Once the wire is wound, label the wires so that you can keep track of the direction of the coil and which wire is which. Here we show the first solar cell with wires soldered in place. The tape is only there to prevent tugs on the solder joint during assembly.

We chose a solar panel with higher voltage and lower current ratings. We ordered them from a distributor called Futurlec. We don't have a relationship with them; they're just a place we found solar panels online for a great price.

We wired the panels as shown in the sketch. The sketch shows just one set of panels with a single coil of wire. The coil only shows a few turns, for clarity. In the motor we constructed, we added a second set of panels and coil of wire in the same fashion.

Step 7: Step 5: Technical Details!

What solar panels should be used? How many turns in the coils of wire? What wire gauge should be used? This is where things get complicated. The answers to all these questions are interrelated in all sorts of interesting ways.

We found a few Mendocino motor examples online, where builders include details about what kind of wire they used and how many turns. Many of them show some really dazzling workmanship, much better looking than our rough example! It seems like 100 turns of wire is most common in the descriptions we’ve seen online. What we couldn’t find was a justification that explained why that many turns were used.

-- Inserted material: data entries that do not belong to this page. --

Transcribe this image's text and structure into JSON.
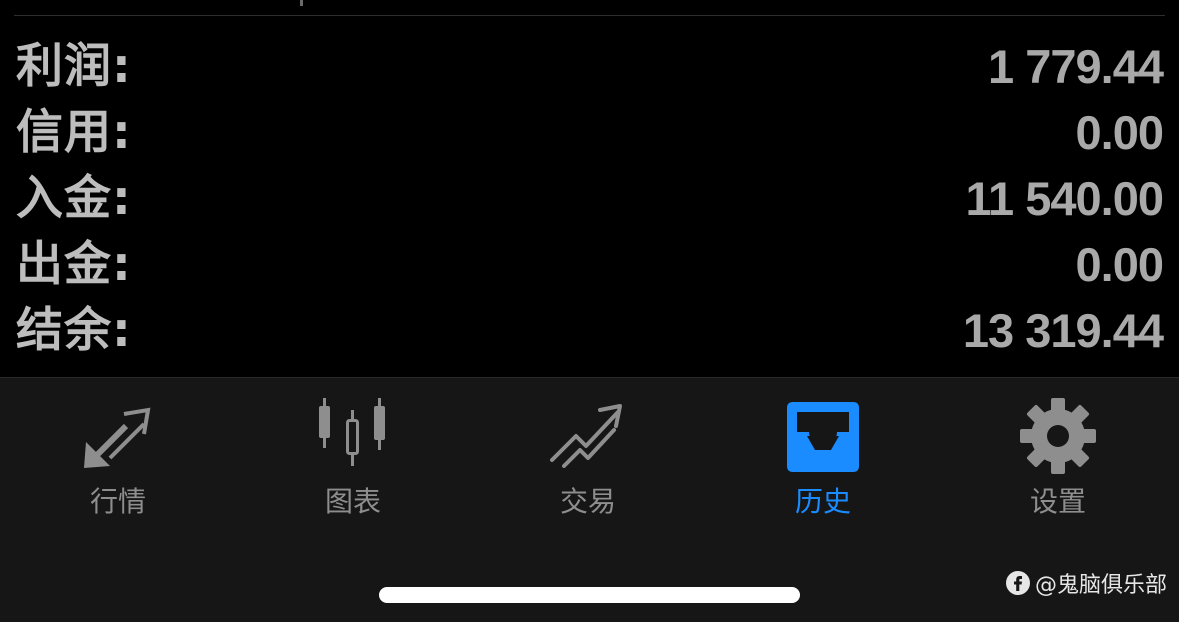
{
  "summary": {
    "rows": [
      {
        "label": "利润:",
        "value": "1 779.44"
      },
      {
        "label": "信用:",
        "value": "0.00"
      },
      {
        "label": "入金:",
        "value": "11 540.00"
      },
      {
        "label": "出金:",
        "value": "0.00"
      },
      {
        "label": "结余:",
        "value": "13 319.44"
      }
    ]
  },
  "tabbar": {
    "tabs": [
      {
        "label": "行情",
        "icon": "quotes-arrows-icon",
        "active": false
      },
      {
        "label": "图表",
        "icon": "candlestick-chart-icon",
        "active": false
      },
      {
        "label": "交易",
        "icon": "trade-trend-icon",
        "active": false
      },
      {
        "label": "历史",
        "icon": "history-inbox-icon",
        "active": true
      },
      {
        "label": "设置",
        "icon": "gear-icon",
        "active": false
      }
    ]
  },
  "watermark": {
    "text": "@鬼脑俱乐部"
  },
  "colors": {
    "background": "#000000",
    "tabbar_background": "#161616",
    "label_text": "#bdbdbd",
    "value_text": "#a9a9a9",
    "tab_inactive": "#8e8e8e",
    "tab_active": "#1a8cff"
  }
}
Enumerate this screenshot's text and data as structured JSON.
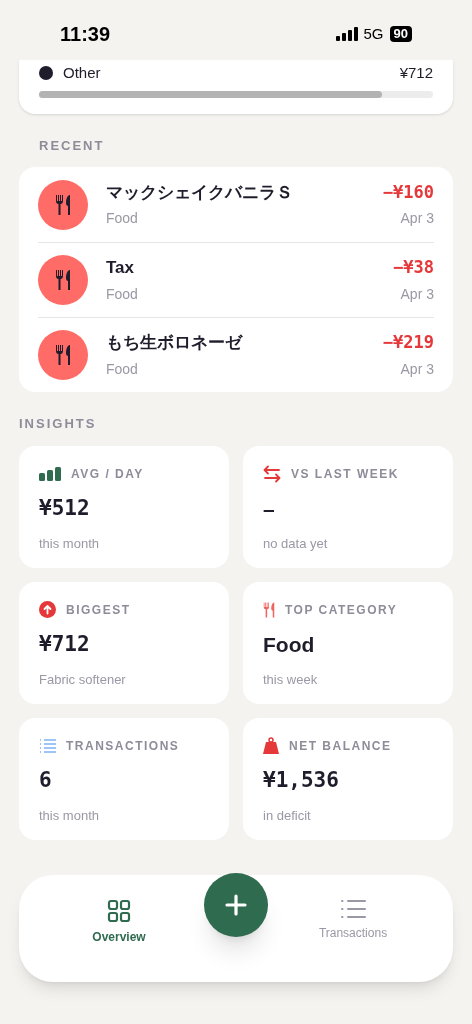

By the way, magnet wire is the common name for the single-strand, solid copper wire that has a laquered-on insulation around it, commonly used for motors, transformers, etc.

Before ordering parts for the motor, we had to somehow decide: What solar panels should we get? What gauge of wire? We did some theoretical analysis, comparing various solar cell specifications with various wire gauges and number of wire turns. The results really depended on the interesting ways solar panels work, as well as the shape and design of the motor.

For more technical details, including some analysis and mathematical things, check out our full article here.

Step 8: Step 6: Watch it go!

Picture of Step 6: Watch it go!

In the video below, we set the completed rotor on top of the motor base. Because the rotor assembly was so heavy, a bit over half a pound, we increased the size of the magnets used for both the rotor and the base. The rotor uses two RX088 ring magnets, 1" outside diameter x 1/2" inside diameter x 1/2" thick. On the base, we stacked three RX033CS-N magnets together to form a taller magnet, in four locations.

We show two different magnets set beneath the coil to provide the magnetic field. By hand for our initial testing, see the 1-1/4" diameter x 1" thick DX4X0 magnet held in place. A shorter, 1-1/4" diameter x 1/2" thick DX48 magnet was attached more permanently to the base.

There is a lot more research that can be done on these motors, but hopefully this Instructable can give you some insight into how it works and how to build a cheap version of one! We think its very cool.